MoSIG-SMPE-2022

https://gabridego.github.io/MoSIG-SMPE-2022/

This project is maintained by gabridego

SMPE - Lecture 7 02/12/2021

Linear modeling

Formulas are on the slides.

Linear regression relation is satisfied for each data point. We look for beta parameters that minimize squared distance of data points from the line (Ordinary Least Squares estimator).

Good estimators are unbiased and with minimal variance. Residual variance is an unbiased estimator of the true variance.

ANOVA (analysis of variance) considers response variation explained and not explained by the fitted model (SST = SSM + SSE). Model evaluated with coefficient of determination R^2 = SSM / SST, between 0 and 1: 1 if all information is included in the model, 0 if the model explains nothing. However, R^2 close to 1 does not mean that data are well summarised. In this case analysis must be carried out looking for shapes in the data.

Significance of parameters must then be tested, to verify that they contribute to the model.

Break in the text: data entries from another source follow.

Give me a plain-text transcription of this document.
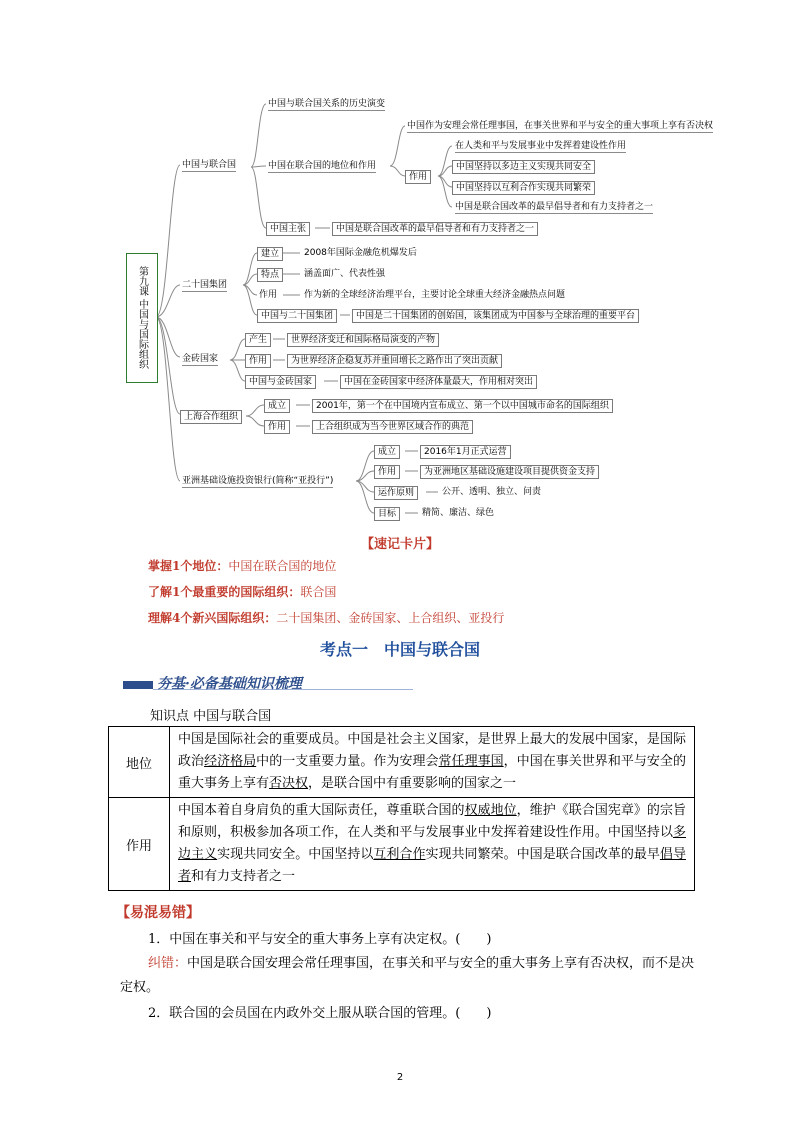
第九课 中国与国际组织
中国与联合国
中国与联合国关系的历史演变
中国在联合国的地位和作用
中国作为安理会常任理事国，在事关世界和平与安全的重大事项上享有否决权
作用
在人类和平与发展事业中发挥着建设性作用
中国坚持以多边主义实现共同安全
中国坚持以互利合作实现共同繁荣
中国是联合国改革的最早倡导者和有力支持者之一
中国主张	中国是联合国改革的最早倡导者和有力支持者之一
二十国集团
建立	2008年国际金融危机爆发后
特点	涵盖面广、代表性强
作用	作为新的全球经济治理平台，主要讨论全球重大经济金融热点问题
中国与二十国集团	中国是二十国集团的创始国，该集团成为中国参与全球治理的重要平台
金砖国家
产生	世界经济变迁和国际格局演变的产物
作用	为世界经济企稳复苏并重回增长之路作出了突出贡献
中国与金砖国家	中国在金砖国家中经济体量最大，作用相对突出
上海合作组织
成立	2001年，第一个在中国境内宣布成立、第一个以中国城市命名的国际组织
作用	上合组织成为当今世界区域合作的典范
亚洲基础设施投资银行(简称“亚投行”)
成立	2016年1月正式运营
作用	为亚洲地区基础设施建设项目提供资金支持
运作原则	公开、透明、独立、问责
目标	精简、廉洁、绿色
【速记卡片】
掌握1个地位：中国在联合国的地位
了解1个最重要的国际组织：联合国
理解4个新兴国际组织：二十国集团、金砖国家、上合组织、亚投行
考点一　中国与联合国
夯基·必备基础知识梳理
知识点 中国与联合国
地位	中国是国际社会的重要成员。中国是社会主义国家，是世界上最大的发展中国家，是国际政治经济格局中的一支重要力量。作为安理会常任理事国，中国在事关世界和平与安全的重大事务上享有否决权，是联合国中有重要影响的国家之一
作用	中国本着自身肩负的重大国际责任，尊重联合国的权威地位，维护《联合国宪章》的宗旨和原则，积极参加各项工作，在人类和平与发展事业中发挥着建设性作用。中国坚持以多边主义实现共同安全。中国坚持以互利合作实现共同繁荣。中国是联合国改革的最早倡导者和有力支持者之一
【易混易错】
1．中国在事关和平与安全的重大事务上享有决定权。(　　)
纠错：中国是联合国安理会常任理事国，在事关和平与安全的重大事务上享有否决权，而不是决定权。
2．联合国的会员国在内政外交上服从联合国的管理。(　　)
2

p-value: how likely it is that null hypothesis is verified.

Many explicative variable can be present in the data -> multivariate linear regression. The more explicative variable, the more the model will explain, but this will not increase the quality (overfitting). Tradeoff between R^2 and number of explanatory variables. Fisher’s test tells if model is good, but several tests have been developed.